Estado registra crescimento de 11,45% desde 2021 e acompanha evolução nacional no índice de qualidade de vida

O Amapá alcançou Índice de Desenvolvimento Humano Municipal (IDHM) de 0,759 em 2024 e consolidou sua posição na faixa de alto desenvolvimento humano, segundo dados divulgados pelo Radar IDHM 2024, levantamento produzido pelo Programa das Nações Unidas para o Desenvolvimento (PNUD), em parceria com a Fundação João Pinheiro (FJP) e o Instituto Brasileiro de Geografia e Estatística (IBGE).

O resultado representa um avanço expressivo para o estado nos últimos anos. Em comparação com 2021, quando o índice era de 0,681, o Amapá registrou crescimento nominal de 0,078 ponto, equivalente a uma evolução de 11,45%. O desempenho também supera o índice registrado em 2012, quando o estado alcançava 0,709.

Os dados refletem melhorias em áreas consideradas fundamentais para o desenvolvimento humano, como renda, educação e expectativa de vida. O levantamento aponta que o estado vem apresentando recuperação consistente após os impactos econômicos e sociais registrados nos últimos anos.

A Região Metropolitana de Macapá também apresentou desempenho positivo. O índice regional passou de 0,695 em 2021 para 0,762 em 2024, avanço de 9,6%, consolidando a capital e municípios vizinhos na faixa de alto desenvolvimento humano.

Apesar da evolução, o estudo destaca que ainda existem desafios relacionados às desigualdades sociais e econômicas dentro do estado, indicando a necessidade de continuidade das políticas públicas voltadas à inclusão e melhoria da qualidade de vida da população.

Brasil entra em grupo de muito alto desenvolvimento humano

O Radar IDHM 2024 também trouxe um marco histórico para o país. Pela primeira vez, o Brasil atingiu índice de 0,805 e passou a integrar o grupo de nações com muito alto desenvolvimento humano.

Segundo o relatório, o país apresentou forte recuperação após as perdas registradas durante a pandemia.
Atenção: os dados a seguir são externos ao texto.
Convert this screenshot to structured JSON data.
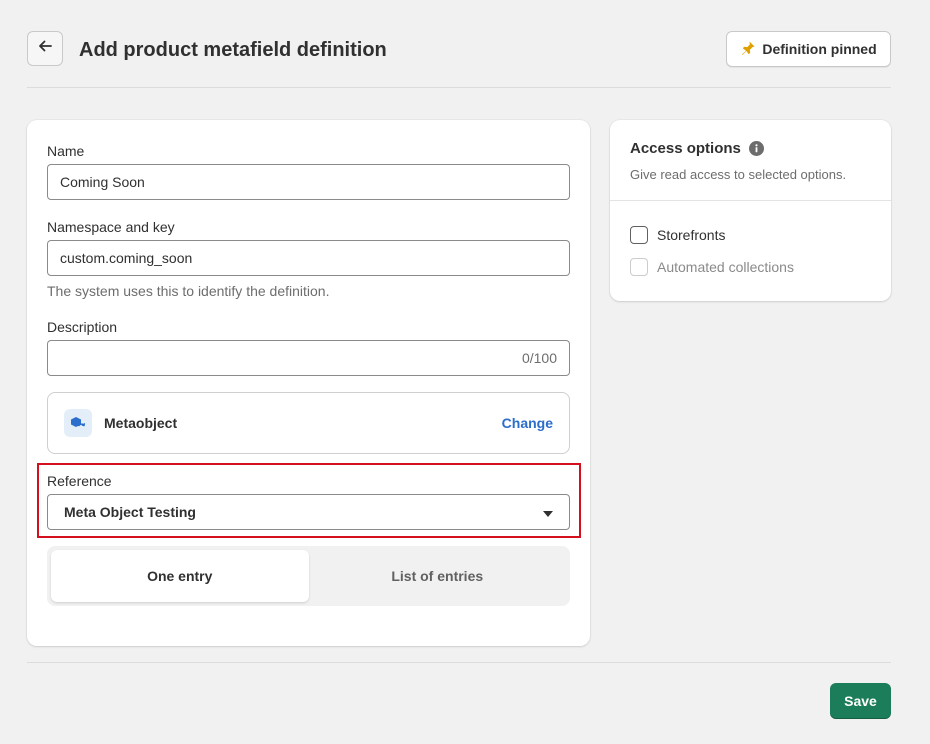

O índice nacional subiu de 0,788 em 2022 para 0,798 em 2023, alcançando o novo patamar em 2024.

Outro dado destacado pelo levantamento foi a redução das desigualdades raciais no desenvolvimento humano. Entre 2012 e 2024, a população negra apresentou crescimento de 10,3% no índice, enquanto a população branca registrou aumento de 5,5%. Com isso, a diferença entre os dois grupos caiu de 14% para 9% ao longo da série histórica.

COMPARTILHE!

Comentários:

Notícias Relacionadas

error: Conteúdo protegido!!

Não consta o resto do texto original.